One might wonder why our great lawyers and judges happened to confuse the concept of res judicata with that of the doctrine of precedent and have reduced our constitutional law to a product of ‘infinite human stupidity’. The reason is simple, in the 70 years of India’s constitutional law, our Supreme Court has not evolved a single principle which never ever existed for the resolution of an issue which was before it, where none existed. I don’t mean in the least to blame our illustrious lawyers and judges for that. There is no need to do so because we have inherited a rich legal system from the British, namely, the common law which has its foundations is classical Roman law. whenever we are in doubt, we need only refer to the Latin maxims. The basic structure doctrine of the Kesavananda Bharati case, one may say, is a principle which the Supreme Court has evolved for the first time. I am afraid to say that the basic structure theory is against the first principles of jurisprudence, ‘ubi jus ibi remedium’ which means ‘where there is a right there is a remedy’, namely, ‘a right, remedy, forum’. Kesavananda Bharati, on the contrary, allows one to invoke even Article 32 without alleging violation of any right, much less the violation of a fundamental right, but by pleading violation of the “basic structure”. Imagine the calamity. The 99th Constitution (Amendment) Act, 2014 was struck down, it being violative of the basic structure, the “principle” evolved in Kesavananda Bharati.

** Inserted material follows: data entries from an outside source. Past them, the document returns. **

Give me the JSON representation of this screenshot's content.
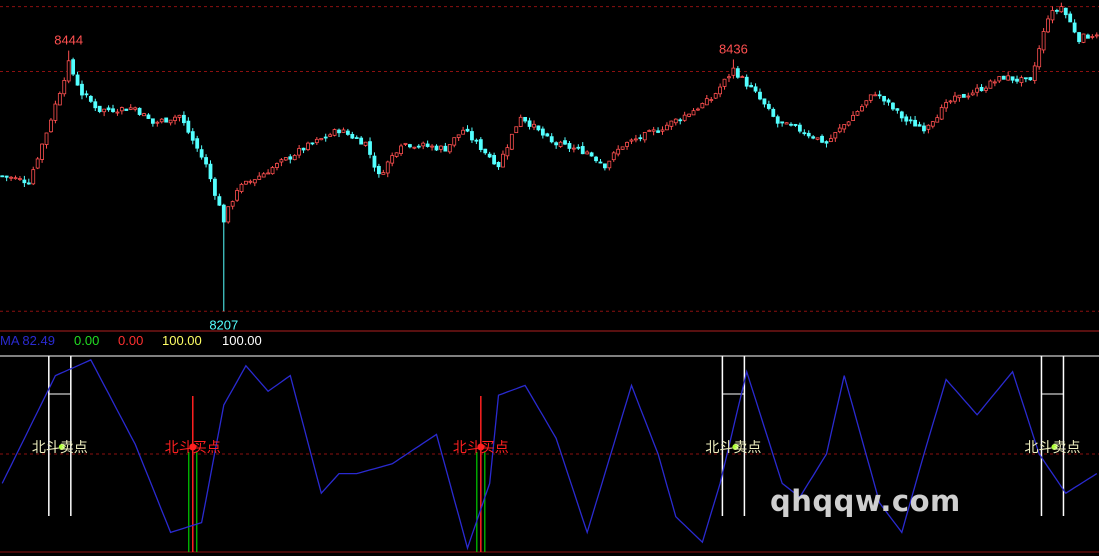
{
  "colors": {
    "background": "#000000",
    "up": "#ff5050",
    "down": "#54ffff",
    "price_line_up": "#ff4444",
    "osc_line": "#2a2ad0",
    "buy": "#ff2020",
    "sell": "#ffffff",
    "green": "#00d000",
    "yellow_green": "#aaff33",
    "grid": "#8b1010"
  },
  "readout": {
    "ma_label": "MA 82.49",
    "v1": "0.00",
    "v2": "0.00",
    "v3": "100.00",
    "v4": "100.00"
  },
  "watermark": "qhqqw.com",
  "chart_data": [
    {
      "type": "candlestick",
      "title": "",
      "ylim": [
        8190,
        8490
      ],
      "grid_levels": [
        8484,
        8425,
        8207
      ],
      "annotations": [
        {
          "label": "8444",
          "index": 15,
          "kind": "high"
        },
        {
          "label": "8436",
          "index": 165,
          "kind": "high"
        },
        {
          "label": "8207",
          "index": 50,
          "kind": "low"
        }
      ],
      "anchors": [
        [
          0,
          8330
        ],
        [
          6,
          8325
        ],
        [
          10,
          8370
        ],
        [
          15,
          8432
        ],
        [
          18,
          8405
        ],
        [
          22,
          8390
        ],
        [
          30,
          8392
        ],
        [
          34,
          8378
        ],
        [
          40,
          8385
        ],
        [
          46,
          8340
        ],
        [
          50,
          8290
        ],
        [
          53,
          8318
        ],
        [
          60,
          8335
        ],
        [
          68,
          8355
        ],
        [
          76,
          8372
        ],
        [
          82,
          8360
        ],
        [
          85,
          8330
        ],
        [
          90,
          8360
        ],
        [
          100,
          8355
        ],
        [
          104,
          8372
        ],
        [
          112,
          8340
        ],
        [
          117,
          8385
        ],
        [
          124,
          8360
        ],
        [
          132,
          8352
        ],
        [
          136,
          8340
        ],
        [
          140,
          8358
        ],
        [
          148,
          8372
        ],
        [
          154,
          8385
        ],
        [
          160,
          8400
        ],
        [
          165,
          8427
        ],
        [
          170,
          8405
        ],
        [
          175,
          8378
        ],
        [
          180,
          8372
        ],
        [
          186,
          8360
        ],
        [
          192,
          8385
        ],
        [
          197,
          8406
        ],
        [
          204,
          8380
        ],
        [
          208,
          8374
        ],
        [
          214,
          8398
        ],
        [
          220,
          8408
        ],
        [
          226,
          8420
        ],
        [
          232,
          8415
        ],
        [
          236,
          8475
        ],
        [
          239,
          8484
        ],
        [
          243,
          8455
        ],
        [
          247,
          8460
        ]
      ],
      "candles": 248
    },
    {
      "type": "line",
      "title": "",
      "series": [
        {
          "name": "MA",
          "last": 82.49
        }
      ],
      "ylim": [
        0,
        100
      ],
      "anchors": [
        [
          0,
          35
        ],
        [
          12,
          90
        ],
        [
          20,
          98
        ],
        [
          30,
          55
        ],
        [
          38,
          10
        ],
        [
          45,
          15
        ],
        [
          50,
          75
        ],
        [
          55,
          95
        ],
        [
          60,
          82
        ],
        [
          65,
          90
        ],
        [
          72,
          30
        ],
        [
          76,
          40
        ],
        [
          80,
          40
        ],
        [
          88,
          45
        ],
        [
          98,
          60
        ],
        [
          105,
          2
        ],
        [
          110,
          35
        ],
        [
          112,
          80
        ],
        [
          118,
          85
        ],
        [
          125,
          58
        ],
        [
          132,
          10
        ],
        [
          138,
          55
        ],
        [
          142,
          85
        ],
        [
          148,
          50
        ],
        [
          152,
          18
        ],
        [
          158,
          5
        ],
        [
          162,
          35
        ],
        [
          168,
          92
        ],
        [
          176,
          35
        ],
        [
          180,
          28
        ],
        [
          186,
          50
        ],
        [
          190,
          90
        ],
        [
          198,
          25
        ],
        [
          203,
          10
        ],
        [
          208,
          50
        ],
        [
          213,
          88
        ],
        [
          220,
          70
        ],
        [
          228,
          92
        ],
        [
          234,
          50
        ],
        [
          240,
          30
        ],
        [
          247,
          40
        ]
      ],
      "signals": [
        {
          "label": "北斗卖点",
          "type": "sell",
          "index": 13
        },
        {
          "label": "北斗买点",
          "type": "buy",
          "index": 43
        },
        {
          "label": "北斗买点",
          "type": "buy",
          "index": 108
        },
        {
          "label": "北斗卖点",
          "type": "sell",
          "index": 165
        },
        {
          "label": "北斗卖点",
          "type": "sell",
          "index": 237
        }
      ],
      "hlines": [
        100,
        50,
        0
      ]
    }
  ]
}
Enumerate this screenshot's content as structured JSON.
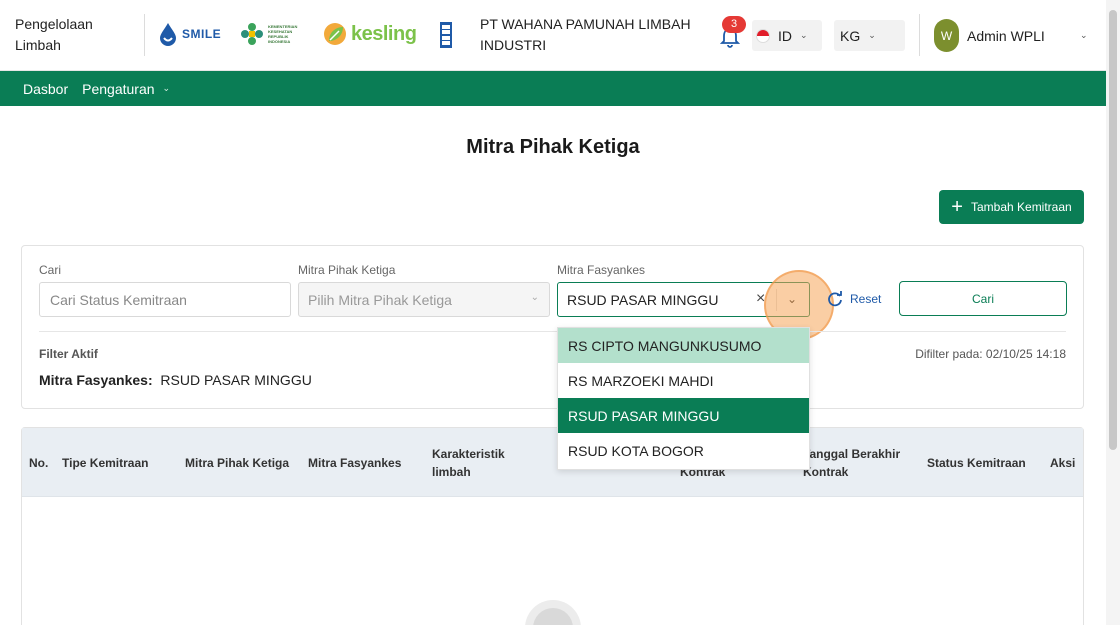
{
  "header": {
    "app_name": "Pengelolaan Limbah",
    "logos": {
      "smile": "SMILE",
      "kemkes": "KEMENTERIAN KESEHATAN REPUBLIK INDONESIA",
      "kesling": "kesling"
    },
    "company": "PT WAHANA PAMUNAH LIMBAH INDUSTRI",
    "notification_count": "3",
    "language": "ID",
    "unit": "KG",
    "user_initial": "W",
    "user_name": "Admin WPLI"
  },
  "nav": {
    "items": [
      {
        "label": "Dasbor"
      },
      {
        "label": "Pengaturan"
      }
    ]
  },
  "page": {
    "title": "Mitra Pihak Ketiga",
    "add_button": "Tambah Kemitraan"
  },
  "filters": {
    "search_label": "Cari",
    "search_placeholder": "Cari Status Kemitraan",
    "mitra_label": "Mitra Pihak Ketiga",
    "mitra_placeholder": "Pilih Mitra Pihak Ketiga",
    "fasyankes_label": "Mitra Fasyankes",
    "fasyankes_value": "RSUD PASAR MINGGU",
    "reset_label": "Reset",
    "submit_label": "Cari",
    "active_title": "Filter Aktif",
    "filtered_at": "Difilter pada: 02/10/25 14:18",
    "active_key": "Mitra Fasyankes:",
    "active_value": "RSUD PASAR MINGGU"
  },
  "dropdown": {
    "options": [
      {
        "label": "RS CIPTO MANGUNKUSUMO",
        "state": "hover"
      },
      {
        "label": "RS MARZOEKI MAHDI",
        "state": "normal"
      },
      {
        "label": "RSUD PASAR MINGGU",
        "state": "selected"
      },
      {
        "label": "RSUD KOTA BOGOR",
        "state": "normal"
      }
    ]
  },
  "table": {
    "columns": [
      "No.",
      "Tipe Kemitraan",
      "Mitra Pihak Ketiga",
      "Mitra Fasyankes",
      "Karakteristik limbah",
      "Tanggal Mulai Kontrak",
      "Tanggal Berakhir Kontrak",
      "Status Kemitraan",
      "Aksi"
    ]
  },
  "colors": {
    "primary": "#0a7d55",
    "hover": "#b3e0cc",
    "badge": "#e53935",
    "header_bg": "#e9eef3"
  }
}
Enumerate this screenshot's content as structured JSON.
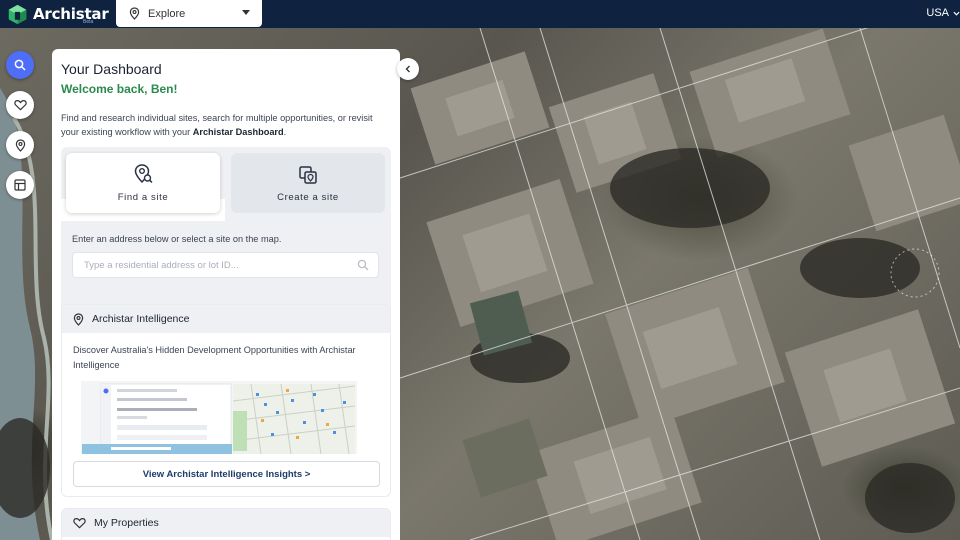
{
  "app": {
    "brand": "Archistar",
    "brand_sub": "Beta",
    "brand_color": "#0f2340",
    "accent_color": "#4f6ef7",
    "success_color": "#2b8a4e"
  },
  "topbar": {
    "explore_label": "Explore",
    "country_label": "USA"
  },
  "rail": {
    "items": [
      {
        "icon": "search-icon",
        "active": true
      },
      {
        "icon": "heart-icon",
        "active": false
      },
      {
        "icon": "intelligence-icon",
        "active": false
      },
      {
        "icon": "layout-icon",
        "active": false
      }
    ]
  },
  "dashboard": {
    "title": "Your Dashboard",
    "welcome": "Welcome back, Ben!",
    "intro_text": "Find and research individual sites, search for multiple opportunities, or revisit your existing workflow with your ",
    "intro_bold": "Archistar Dashboard",
    "intro_end": ".",
    "tabs": [
      {
        "label": "Find a site",
        "icon": "find-site-icon",
        "selected": true
      },
      {
        "label": "Create a site",
        "icon": "create-site-icon",
        "selected": false
      }
    ],
    "search_hint": "Enter an address below or select a site on the map.",
    "search_placeholder": "Type a residential address or lot ID...",
    "search_value": ""
  },
  "intelligence": {
    "title": "Archistar Intelligence",
    "description": "Discover Australia's Hidden Development Opportunities with Archistar Intelligence",
    "button_label": "View Archistar Intelligence Insights >"
  },
  "properties": {
    "title": "My Properties"
  }
}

All judgments except concerning ‘status’ of the parties and that of the criminal courts are judgments ‘in personam’ and not “in rem”, namely, as against the whole world. Because, to hold otherwise would mean the violation of the very first principles of natural justice. A judgment in a case for divorce between husband and wife is “in rem” if the divorce is granted and “in personam” if it is rejected.

These are undeniable first principles of jurisprudence. However, the Indian constitutional law since Kesavananda Bharati has been contrary to these fundamental principles. Kesavananda Bharati said that the independence of the judiciary is a basic structure. The Judges-2 case held that the ‘core’ of the independence of the judiciary is not in the discharge of the duty as a judge post appointment independently, but is in the very appointment itself. And therefore, that the words “consultation” employed in the Constitution would mean not merely consultation, but would mean the “primacy” of the opinions of the CJI, and not even his concurrence. It was further held that the “primacy ” is not that of the CJI in his personal capacity, but that of the plurality of the opinion of the judges reflected through a “Collegium” of judges. The Collegium thus was created by rewriting the constitution. The judgment in the Judges-2 case is one rendered ‘void ab initio’. It is rendered ‘per in curiam’ as well.

Instead of seeking review of the Judges-2 case being rendered void ab initio, the Government got the constitution amended to overcome the judgment which was calamitous. Sadly, the constitutional amendment was struck down holding that the “ratio” of the Judges-2 case is an integral part of the “basic structure” of the constitution and cannot be amended in view of the judgment in Kesavananda Bharati.

The Kesavananda Bharati, Judges-2 and the NJAC case are, all, rendered void ab initio being vitiated by errors apparent on the face of the record. It is rendered ‘per in curiam’ as well. The views of the minority judges in Kesavananda, Judges-2 case and the NJAC case are the correct views which alone will be binding on the future judges if the concept of precedent is understood as to follow the rationale for the decision, in other words, follow the ratio decidendi. Precedent is a very useful concept. There can be no dispute about it. It is one of the four sources of common law. The problem we face in India today, is that precedents are taken as statute and a previous judgment is treated by judges as res judicata, binding even those who were not parties to the case. Even when a bench ventures to disagree with the views of a coordinate bench of equal strength, such deviation is frowned upon as judicial indiscipline with the result that even where the majority, as aforesaid, has erroneously held that a goat is a dog, and the minority had disagreed to it, the future judge is made to follow the majority, lest he should be accused of gross judicial indiscipline, and in the case of a subordinate judge, even accused of committing contempt of court. A bench of the Supreme court can refer the case to a larger bench when it is certain to them that a goat is not a dog, but a poor Munsiff or even a High Court judge has now no choice but to apply the ratio of the majority that a goat is a dog, for he has no choice of referring to a larger bench. As far as the litigant is concerned, the judgment in a case between A and B, where he was not a party, is binding on him as res judicata.

Our entire constitutional law is built on the said misconceptions, and the resultant injustice and chaos can be seen everywhere. We have no choice but to dismantle our current constitutional law built on sand and rebuilt it on sound principles.